Adapted from a recent online discussion.
DEAR CAROLYN: My kids go to a school that has recently been trying to teach some age-appropriate lessons relevant to the #MeToo movement. In theory I think this is a good thing, but in practice I think they’re not doing it very well, mostly because they seem to think boys and girls need very different messages.
For example, they’ve repeated, “A boy should never hit a girl,” over and over, but I would prefer, “No one should hit anyone.” And, they did a “consent” lesson where boys and girls were separated, and the message to boys was, “You should not touch someone without their consent,” and the message to girls was, “You should speak up if someone touches you without your consent,” when I think both lessons should be taught to both boys and girls.
Do you think I should talk to my own kids about some of the misgivings I have about these lessons, or talk to the school, or just keep my mouth shut?

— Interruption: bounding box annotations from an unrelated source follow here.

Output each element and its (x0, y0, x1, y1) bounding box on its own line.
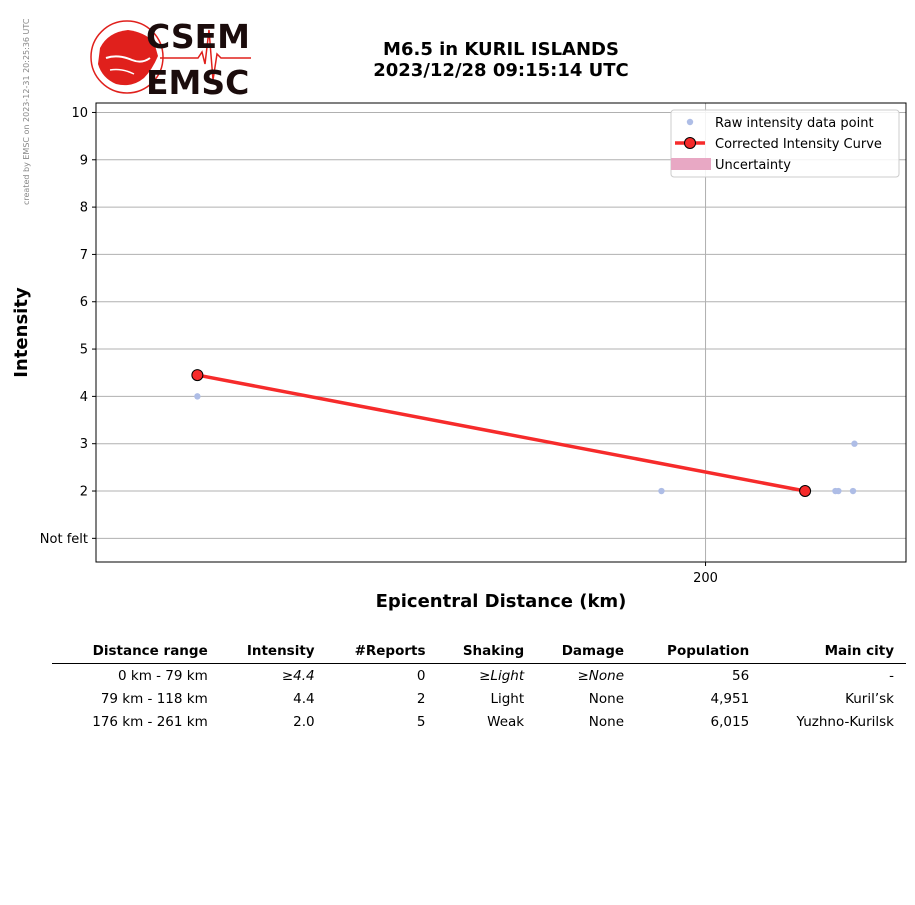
table-header-cell: Damage (536, 640, 637, 664)
corrected-intensity-line (197, 373, 806, 493)
summary-table: Distance range Intensity #Reports Shaking Da… (52, 640, 906, 733)
table-cell-reports: 5 (416, 714, 426, 730)
table-cell-city: Yuzhno-Kurilsk (796, 714, 894, 730)
legend-uncertainty-swatch (671, 158, 711, 170)
logo-text-csem: CSEM (146, 18, 250, 56)
table-cell-range: 0 km - 79 km (118, 668, 208, 684)
table-cell-city: Kuril’sk (845, 691, 894, 707)
intensity-chart: Not felt 2 3 4 5 6 7 8 9 10 200 Epicentral Distance… (11, 102, 907, 612)
y-tick-label: 10 (71, 106, 88, 121)
table-cell-reports: 2 (416, 691, 426, 707)
table-header-cell: #Reports (326, 640, 438, 664)
legend-label-curve: Corrected Intensity Curve (715, 137, 882, 152)
table-cell-shaking: Weak (487, 714, 525, 730)
table-cell-intensity: 2.0 (293, 714, 315, 730)
legend-box (670, 109, 900, 178)
y-tick-label: Not felt (40, 532, 88, 547)
table-cell-intensity: 4.4 (293, 691, 315, 707)
table-row: 79 km - 118 km 4.4 2 Light None 4,951 Kuril’sk (52, 687, 906, 710)
legend-label-uncertainty: Uncertainty (715, 158, 791, 173)
raw-data-point (851, 440, 858, 447)
raw-data-point (849, 487, 857, 495)
table-cell-shaking: Light (490, 691, 525, 707)
x-axis-label: Epicentral Distance (km) (376, 591, 627, 612)
y-tick-label: 4 (80, 390, 88, 405)
title-line-1: M6.5 in KURIL ISLANDS (383, 39, 619, 60)
corrected-intensity-marker (799, 485, 812, 498)
plot-frame (95, 102, 907, 563)
table-cell-reports: 0 (416, 668, 426, 684)
table-cell-damage: None (588, 691, 625, 707)
x-tick-label: 200 (693, 571, 718, 586)
raw-data-point (194, 393, 201, 400)
raw-data-point (658, 487, 665, 495)
y-tick-label: 6 (80, 295, 88, 310)
y-axis-label: Intensity (11, 287, 32, 378)
raw-data-point (835, 487, 842, 495)
table-cell-population: 4,951 (710, 691, 750, 707)
y-tick-label: 5 (80, 343, 88, 358)
table-cell-intensity: ≥4.4 (281, 668, 315, 684)
table-header-row: Distance range Intensity #Reports Shaking Da… (52, 640, 906, 664)
table-cell-city: - (889, 668, 894, 684)
title-line-2: 2023/12/28 09:15:14 UTC (373, 60, 629, 81)
legend-curve-marker (684, 137, 696, 149)
table-cell-damage: None (588, 714, 625, 730)
emsc-logo: CSEM EMSC (90, 18, 251, 98)
y-tick-label: 3 (80, 437, 88, 452)
table-row: 176 km - 261 km 2.0 5 Weak None 6,015 Yuzhno-K… (52, 710, 906, 733)
table-row: 0 km - 79 km ≥4.4 0 ≥Light ≥None 56 - (52, 664, 906, 688)
table-cell-population: 56 (732, 668, 750, 684)
table-body: 0 km - 79 km ≥4.4 0 ≥Light ≥None 56 - 79 km - 1… (52, 664, 906, 734)
y-tick-label: 2 (80, 485, 88, 500)
table-cell-damage: ≥None (577, 668, 625, 684)
y-tick-label: 7 (80, 248, 88, 263)
y-tick-label: 8 (80, 201, 88, 216)
legend-raw-marker (686, 118, 694, 126)
table-header-cell: Intensity (219, 640, 327, 664)
table-cell-range: 79 km - 118 km (100, 691, 208, 707)
table-header-cell: Shaking (437, 640, 537, 664)
chart-title: M6.5 in KURIL ISLANDS 2023/12/28 09:15:1… (300, 39, 702, 81)
logo-text-emsc: EMSC (146, 63, 249, 98)
corrected-intensity-marker (191, 369, 204, 382)
legend-label-raw: Raw intensity data point (715, 116, 874, 131)
table-cell-population: 6,015 (710, 714, 750, 730)
table-cell-shaking: ≥Light (479, 668, 525, 684)
table-header-cell: Population (636, 640, 762, 664)
table-header-cell: Main city (761, 640, 906, 664)
table-cell-range: 176 km - 261 km (92, 714, 208, 730)
table-header-cell: Distance range (52, 640, 220, 664)
y-tick-label: 9 (80, 153, 88, 168)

DEAR MISGIVINGS: Talk to both, please! The school’s mistakes — and I agree with your positions — are opportunities for important conversations with your kids. As always, be sure to listen as much as you talk, if not more, but certainly get things started by saying what bothers you and asking what they think.
And make an appointment today, please, to talk to the principal. Express gratitude for the willingness to take this on before you launch into your critique.
Re: Misgivings: The school is not in error — boys and girls do need different messages. Young boys need to rein in their aggressiveness, while young girls should be taught to find it, train it, and have it on tap for when it is needed.
DEAR ANONYMOUS: I strenuously disagree. Body autonomy is body autonomy. Consent is consent. Treating people as This Type or That Type is a gateway to shame, and shame is the stealth enemy of empowerment.
And if you think girls aren’t naturally aggressive, then you missed some brilliant soccer this summer.
Re: Misgivings: Please speak up. Obviously, I don’t want anyone hitting my daughter, but I don’t want her thinking she can hit boys and not face consequences because “she’s a girl.” And with the more recent broadened awareness of boys as victims of sexual abuse, it’s really important that all our children get the same messages.
Re: Misgivings: Make sure to also tell the school that BOTH lessons need to be taught to ALL children — boys also need to be able to speak up when touched without their consent or in harmful ways, and girls need to not touch anyone without consent. Violence against women needs to be acknowledged and taken seriously, but everyone needs to be empowered to speak up when they are violated.
Re: Misgivings: The school is not just wrong in this context, they’re actively part of the problem by indirectly teaching the kids that boys cannot be victimized and girls must be protected and therefore have less agency.
DEAR ANONYMOUS: Yes, all of this. Thank you.